I suspect it means: the spreadsheet we use has a locked tab and we can’t inspect or alter the formula that Joe blogs concocted.

factsnotfiction
6 months ago

Arguably, the measure of the rigor of a field of science is its ability to accurately predict, but as Feynman once said “a computer model is a hypothesis, a guess”. Thus, scientists need to find other ways to validate a computational model in the absence of a physical system that they can use to test its predictions. This is true for virology, genomics, climate, cosmology, economics, evolution….etc.

Over a decade ago, there was a massive problem with this (and there continues to be) in the over-funded (pseudo) sciences of virology and genomics – all about the guesses of undersubscribed, error strewn models loaded with untested assumptions about systems far more complex than they can model accurately.

Computer modelling, then, in these contexts is and always will be junk science.

SimCS
6 months ago

“the Met Office has been unable to back up its widely promoted “well-correlated stations” explanation”, In other words, they lied!

GroundhogDayAgain
6 months ago

I thought the RCP8.5 scenario had a very low likelihood, but it appears they’re relying on it.

You can drive a bus through those 2070 temperature projections. 1 to 4.5 (winter); 1 to 6 (summer); 4 to 7 (hot days).
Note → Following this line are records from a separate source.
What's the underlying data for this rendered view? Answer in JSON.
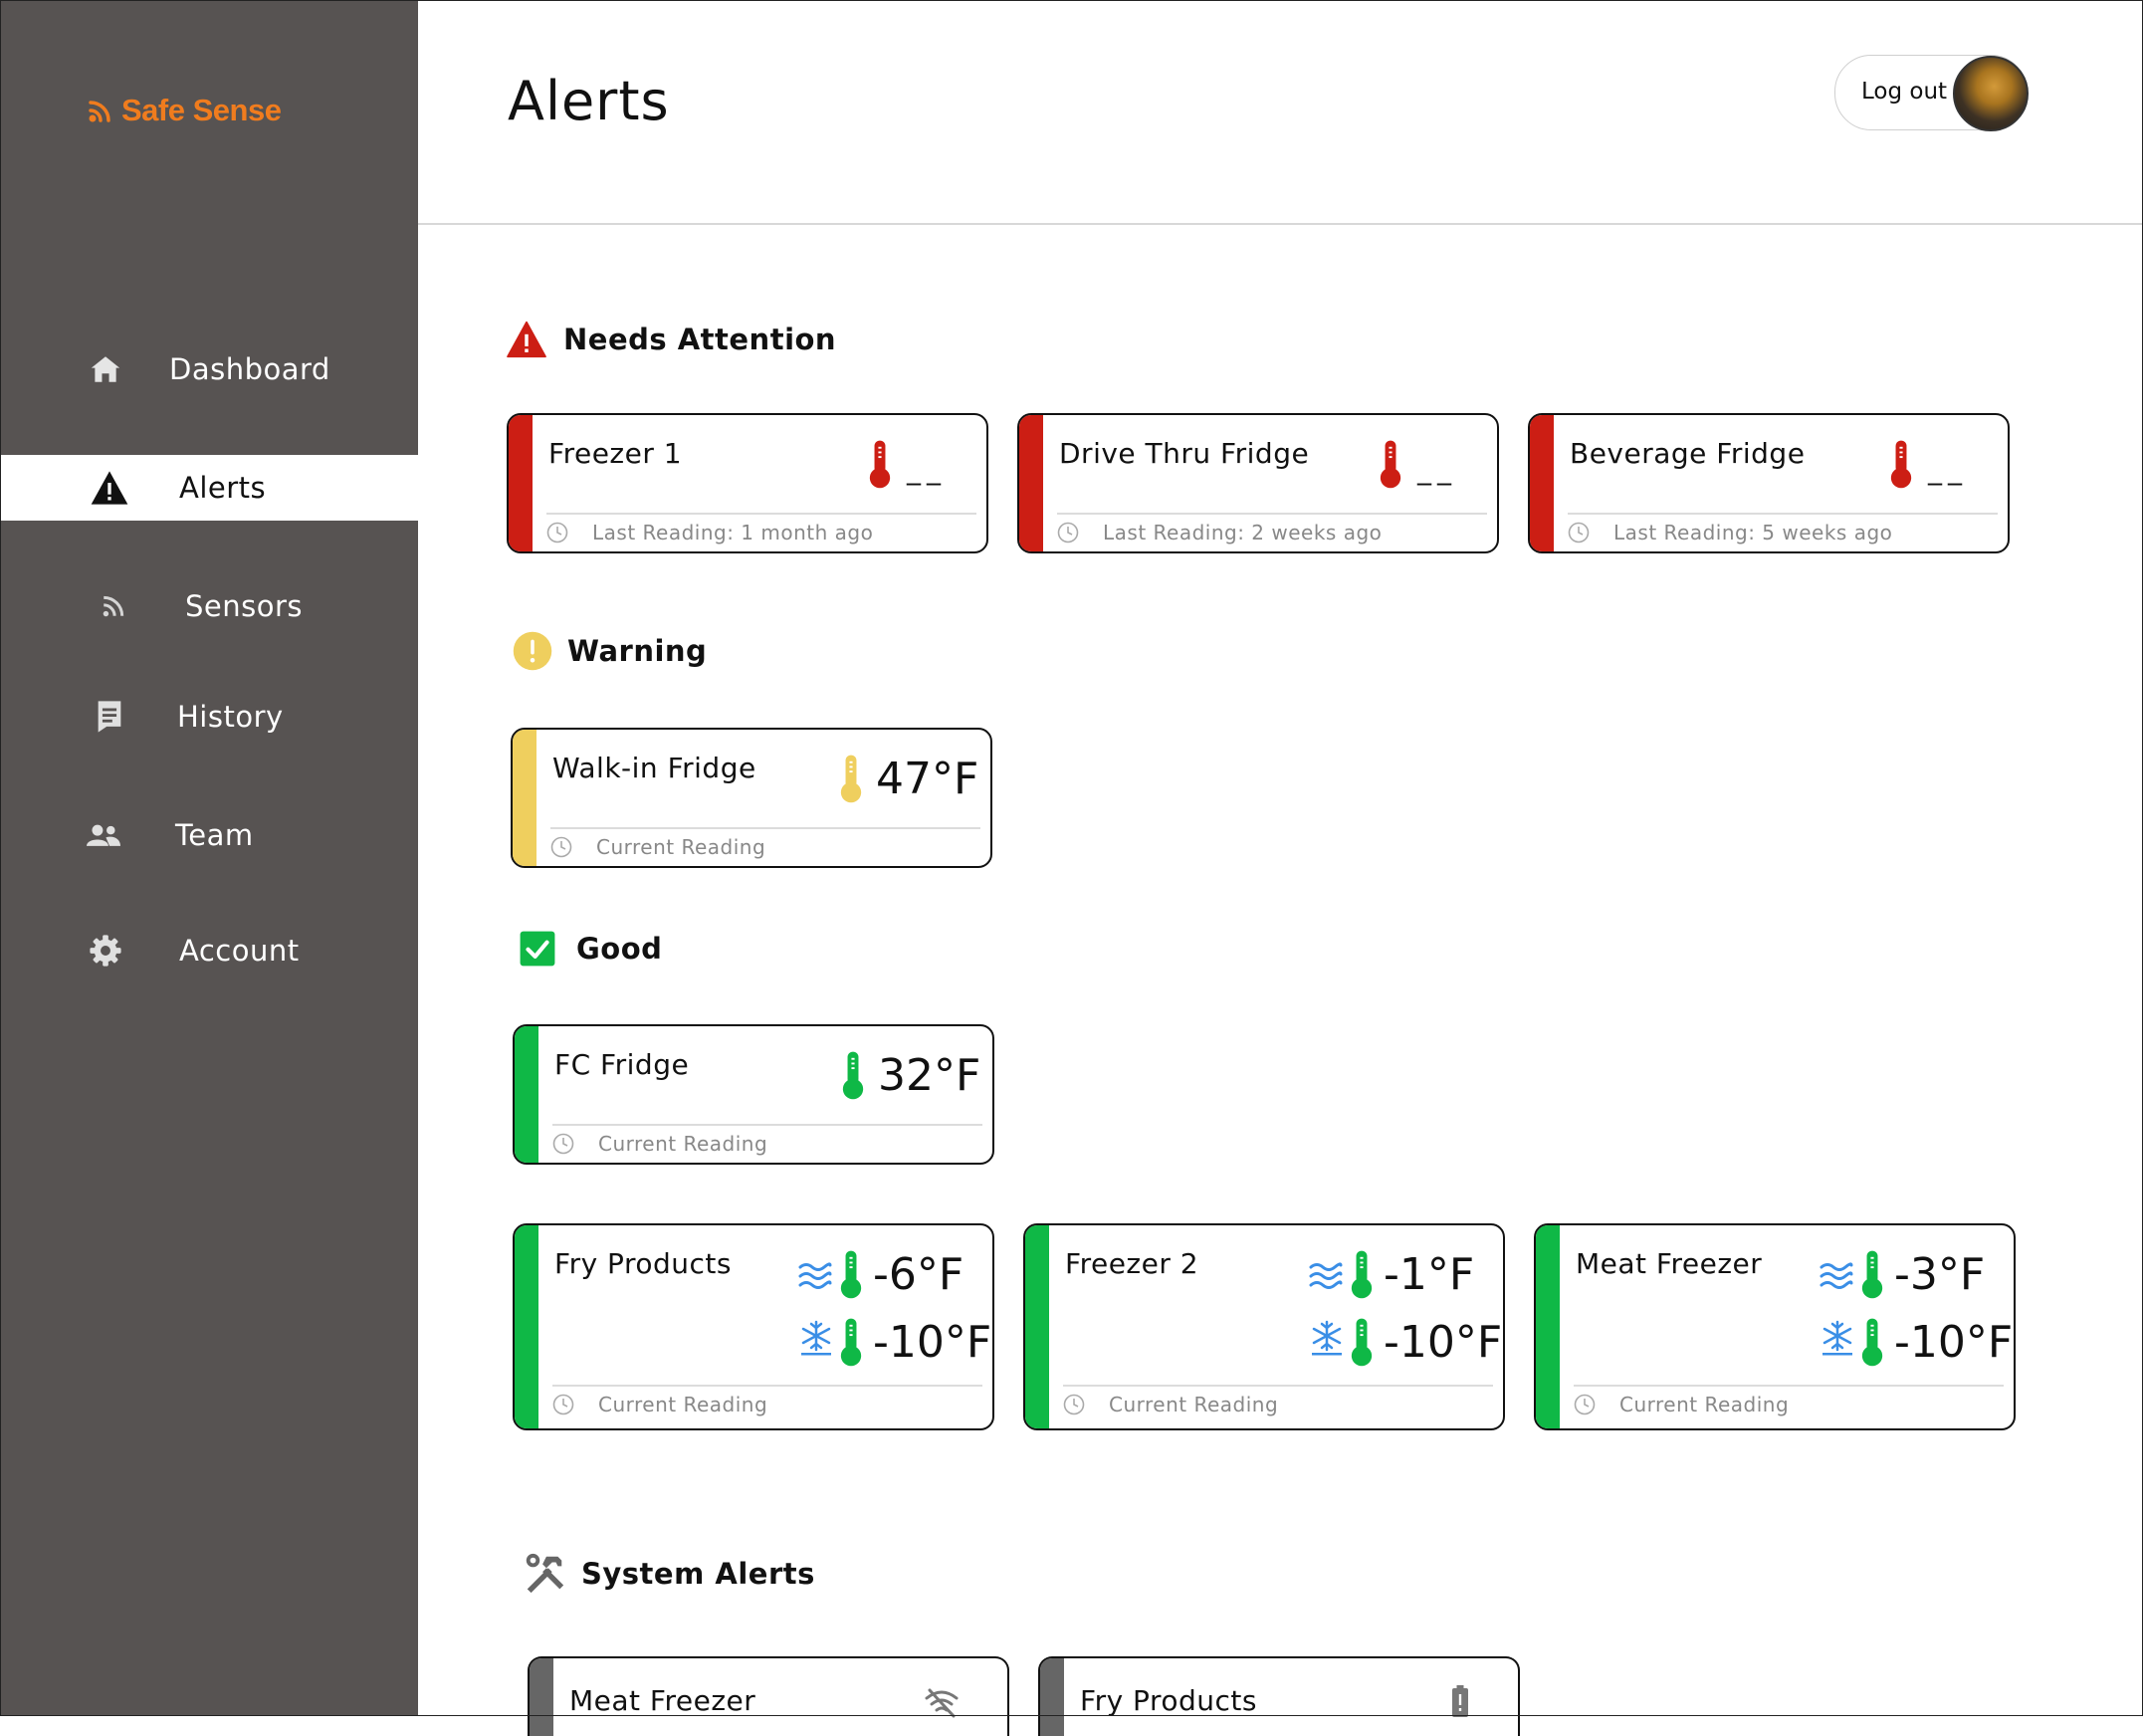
{
  "app": {
    "logo_text": "Safe Sense",
    "brand_color": "#f07c1e"
  },
  "sidebar": {
    "items": [
      {
        "label": "Dashboard",
        "icon": "home-icon"
      },
      {
        "label": "Alerts",
        "icon": "alert-triangle-icon",
        "active": true
      },
      {
        "label": "Sensors",
        "icon": "rss-icon"
      },
      {
        "label": "History",
        "icon": "history-icon"
      },
      {
        "label": "Team",
        "icon": "team-icon"
      },
      {
        "label": "Account",
        "icon": "gear-icon"
      }
    ]
  },
  "header": {
    "title": "Alerts",
    "logout_label": "Log out"
  },
  "colors": {
    "danger": "#cc1e14",
    "warning": "#efcf5e",
    "good": "#0fb846",
    "system": "#666666",
    "freeze_blue": "#3a8ee6"
  },
  "sections": {
    "attention": {
      "title": "Needs Attention",
      "cards": [
        {
          "name": "Freezer 1",
          "reading": "__",
          "footer": "Last Reading: 1 month ago"
        },
        {
          "name": "Drive Thru Fridge",
          "reading": "__",
          "footer": "Last Reading: 2 weeks ago"
        },
        {
          "name": "Beverage Fridge",
          "reading": "__",
          "footer": "Last Reading: 5 weeks ago"
        }
      ]
    },
    "warning": {
      "title": "Warning",
      "cards": [
        {
          "name": "Walk-in Fridge",
          "reading": "47°F",
          "footer": "Current Reading"
        }
      ]
    },
    "good": {
      "title": "Good",
      "cards": [
        {
          "name": "FC Fridge",
          "reading": "32°F",
          "footer": "Current Reading"
        }
      ],
      "dual_cards": [
        {
          "name": "Fry Products",
          "air": "-6°F",
          "freeze": "-10°F",
          "footer": "Current Reading"
        },
        {
          "name": "Freezer 2",
          "air": "-1°F",
          "freeze": "-10°F",
          "footer": "Current Reading"
        },
        {
          "name": "Meat Freezer",
          "air": "-3°F",
          "freeze": "-10°F",
          "footer": "Current Reading"
        }
      ]
    },
    "system": {
      "title": "System Alerts",
      "cards": [
        {
          "name": "Meat Freezer",
          "icon": "wifi-off-icon"
        },
        {
          "name": "Fry Products",
          "icon": "battery-low-icon"
        }
      ]
    }
  }
}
Also note the weasely ‘up to’ for the 30% and 60% figures. Zero fits in that range.

Covid-1984
Covid-1984
6 months ago

How are these lying cretins still employed?. Jail time is appropriate.

marebobowl
marebobowl
6 months ago

I have written to the met office twice regarsing the chem trails I have witnessed daily in East Devon….right down the street from the met office in Exeter.

their response on both occasions was a denial there was such a thing as chemtrails and then went on for three pages to explain what I was seeing were CONTRAILS!!!!! They also mentioned that “chem trails” were a CONSPIRACY THEORY.

Not too long after, your own gov’t admitted to manipulating the weather. I am astounded that a gov’t agency funded by taxpayer money is allowed to blatantly lie!

the chem trails continue although it appears much of it is done at nighttime so those citizens concerned about what is being sprayed, cannot see it.